Returning to the train on the advertisement. What religion did not allow the Moscow metro train to be photographed for advertising? Yes, there may be plenty of reasons! Do you think the press is different? So, when I worked in one very respectable paper edition, I didn’t bother with illustrations to my imperishable opuses at all. There is a standard procedure, there is an issuing editor, and his job is to choose the right one from the paid editorial access to the stock. In that edition, on the contrary, it was difficult to persuade the editor to put his own photo as an illustration. Faced with a sincere misunderstanding: why ?! No money was added to the author’s fee for the photo posted in the article. And the editor has an extra headache: you never know who the real author of the photo is, and will there be any claims to the publication later? And in general, is there any hidden advertising there, in the photo? It’s easier to take a known clean and verified photo from the stock for a little money. I’m not even talking about unnecessary waste of expensive time and, even if small, but still money for visiting the metro.

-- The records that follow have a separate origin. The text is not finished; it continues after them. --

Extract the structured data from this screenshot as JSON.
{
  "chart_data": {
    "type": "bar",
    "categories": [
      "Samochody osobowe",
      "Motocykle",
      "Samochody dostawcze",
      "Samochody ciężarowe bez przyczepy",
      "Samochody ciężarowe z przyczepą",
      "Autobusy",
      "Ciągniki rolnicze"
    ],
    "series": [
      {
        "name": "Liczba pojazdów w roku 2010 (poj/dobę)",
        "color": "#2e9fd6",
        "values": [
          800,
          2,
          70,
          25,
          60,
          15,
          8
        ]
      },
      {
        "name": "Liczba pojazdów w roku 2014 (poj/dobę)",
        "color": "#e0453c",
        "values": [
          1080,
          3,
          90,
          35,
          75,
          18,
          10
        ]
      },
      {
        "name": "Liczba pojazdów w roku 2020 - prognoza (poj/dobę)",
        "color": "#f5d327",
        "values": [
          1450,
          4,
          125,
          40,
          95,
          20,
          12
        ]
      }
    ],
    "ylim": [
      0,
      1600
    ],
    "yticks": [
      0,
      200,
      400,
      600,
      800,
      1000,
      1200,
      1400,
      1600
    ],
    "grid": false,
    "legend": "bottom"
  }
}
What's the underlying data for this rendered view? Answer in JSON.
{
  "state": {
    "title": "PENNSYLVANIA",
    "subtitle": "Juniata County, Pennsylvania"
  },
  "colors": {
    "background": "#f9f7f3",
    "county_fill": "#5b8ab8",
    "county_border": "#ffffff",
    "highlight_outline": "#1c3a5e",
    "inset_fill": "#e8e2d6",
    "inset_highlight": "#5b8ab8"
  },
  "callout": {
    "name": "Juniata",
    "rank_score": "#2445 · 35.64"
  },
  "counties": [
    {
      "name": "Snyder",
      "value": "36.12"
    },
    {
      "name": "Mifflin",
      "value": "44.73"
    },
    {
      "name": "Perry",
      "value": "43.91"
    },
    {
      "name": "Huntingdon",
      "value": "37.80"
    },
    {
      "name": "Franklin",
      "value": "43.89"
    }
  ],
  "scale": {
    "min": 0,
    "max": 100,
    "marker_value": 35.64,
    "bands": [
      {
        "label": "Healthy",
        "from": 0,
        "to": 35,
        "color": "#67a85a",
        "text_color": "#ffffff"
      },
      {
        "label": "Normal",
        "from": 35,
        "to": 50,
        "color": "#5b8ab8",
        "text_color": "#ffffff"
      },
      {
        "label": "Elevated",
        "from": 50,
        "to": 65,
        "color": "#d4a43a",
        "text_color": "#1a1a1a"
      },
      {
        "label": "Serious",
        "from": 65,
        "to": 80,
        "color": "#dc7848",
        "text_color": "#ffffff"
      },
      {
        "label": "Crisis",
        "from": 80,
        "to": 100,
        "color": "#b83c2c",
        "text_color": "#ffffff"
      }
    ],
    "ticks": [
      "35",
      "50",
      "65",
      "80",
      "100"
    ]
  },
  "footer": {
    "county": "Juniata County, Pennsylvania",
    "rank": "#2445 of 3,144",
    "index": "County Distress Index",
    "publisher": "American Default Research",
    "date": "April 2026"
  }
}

As for the “primary source” of the picture on the advertisement, we are talking about the possibility of free and unlimited use of the Beeline connection in the metro from November 12, 2020 to January 12, 2021, you can read here. I wrote about this in the review here, but it’s harmless to remind about a good stock. It is a pity that again only for prepaid tariffs, but you do not need to connect anything and the news assures that the action is valid for all prepaid tariffs.

Related Links

Share




we are in social networks:

Anything to add ?! Write … eldar@mobile-review.com

 

Related Posts

Leave a Reply

Your email address will not be published.